ZHONG CHENG

松谷武判 TAKESADA MATSUTANI (b.1937)

Takesada Matsutani is a prominent figure in postwar contemporary art in Japan, with works ranging from painting, sculpture to printmaking. He initially studied traditional Japanese painting and in 1962, he created relief works using plastic adhesive, which garnered high praise from the art critic Yoshihara Jirō. As a result, he became a second-generation member of the avant-garde art movement called the Concrete Art Group in 1963. The group aimed to "present with tools and bodily actions" and abandoned traditional formalized painting attitudes. The second generation of the group, including Matsutani, went even further with experimentation using new materials and ideas.

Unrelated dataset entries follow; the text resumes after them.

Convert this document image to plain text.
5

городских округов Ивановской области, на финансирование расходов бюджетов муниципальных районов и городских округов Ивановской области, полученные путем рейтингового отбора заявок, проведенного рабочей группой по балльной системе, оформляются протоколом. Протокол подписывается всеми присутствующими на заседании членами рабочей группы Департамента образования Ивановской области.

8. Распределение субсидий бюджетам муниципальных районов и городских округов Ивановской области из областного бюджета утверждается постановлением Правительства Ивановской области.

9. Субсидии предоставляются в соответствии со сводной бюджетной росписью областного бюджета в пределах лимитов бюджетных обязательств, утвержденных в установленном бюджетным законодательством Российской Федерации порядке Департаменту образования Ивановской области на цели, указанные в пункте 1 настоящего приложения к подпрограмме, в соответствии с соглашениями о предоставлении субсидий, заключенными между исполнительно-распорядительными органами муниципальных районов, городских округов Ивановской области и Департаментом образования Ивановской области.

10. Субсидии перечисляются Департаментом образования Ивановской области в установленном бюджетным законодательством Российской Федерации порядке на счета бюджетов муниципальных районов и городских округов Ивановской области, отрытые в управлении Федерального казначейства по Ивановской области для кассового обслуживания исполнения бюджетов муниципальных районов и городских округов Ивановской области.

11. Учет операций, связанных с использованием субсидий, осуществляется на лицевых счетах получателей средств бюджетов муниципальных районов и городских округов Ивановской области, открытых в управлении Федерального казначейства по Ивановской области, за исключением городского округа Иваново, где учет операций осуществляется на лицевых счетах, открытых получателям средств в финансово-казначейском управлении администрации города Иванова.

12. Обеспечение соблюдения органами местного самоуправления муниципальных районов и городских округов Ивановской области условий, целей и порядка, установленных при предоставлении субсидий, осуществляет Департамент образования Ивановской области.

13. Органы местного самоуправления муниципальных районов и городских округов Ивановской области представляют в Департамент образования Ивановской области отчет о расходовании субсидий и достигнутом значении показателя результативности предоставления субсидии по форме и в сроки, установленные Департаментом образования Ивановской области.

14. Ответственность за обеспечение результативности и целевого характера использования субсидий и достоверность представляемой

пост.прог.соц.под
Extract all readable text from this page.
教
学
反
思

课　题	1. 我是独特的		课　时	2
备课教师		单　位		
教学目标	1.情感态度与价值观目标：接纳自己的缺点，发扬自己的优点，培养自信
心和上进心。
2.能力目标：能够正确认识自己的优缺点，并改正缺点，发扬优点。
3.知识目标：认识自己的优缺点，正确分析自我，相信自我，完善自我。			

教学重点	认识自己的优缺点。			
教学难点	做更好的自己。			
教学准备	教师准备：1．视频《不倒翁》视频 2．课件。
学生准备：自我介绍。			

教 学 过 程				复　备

After studying in Paris in 1966, he settled there and developed a bolder style of creation. 

 

His unique technique involves covering the canvas with ethylene vinyl acetate and inflating it with air to create unique patterns of expansion, contraction or wrinkling, on which he then draws with graphite. Matsuda's works break through the limitations of traditional flat painting, and are considered both painting, sculpture, and performance. Matsuda currently lives and works in both Paris and Nishinomiya, Japan. His works are held in important international art museums and galleries, including the Pompidou Center in Paris, the National Museum of Modern Art in Tokyo, the Victoria and Albert Museum in London, and the Albertina Museum in Vienna.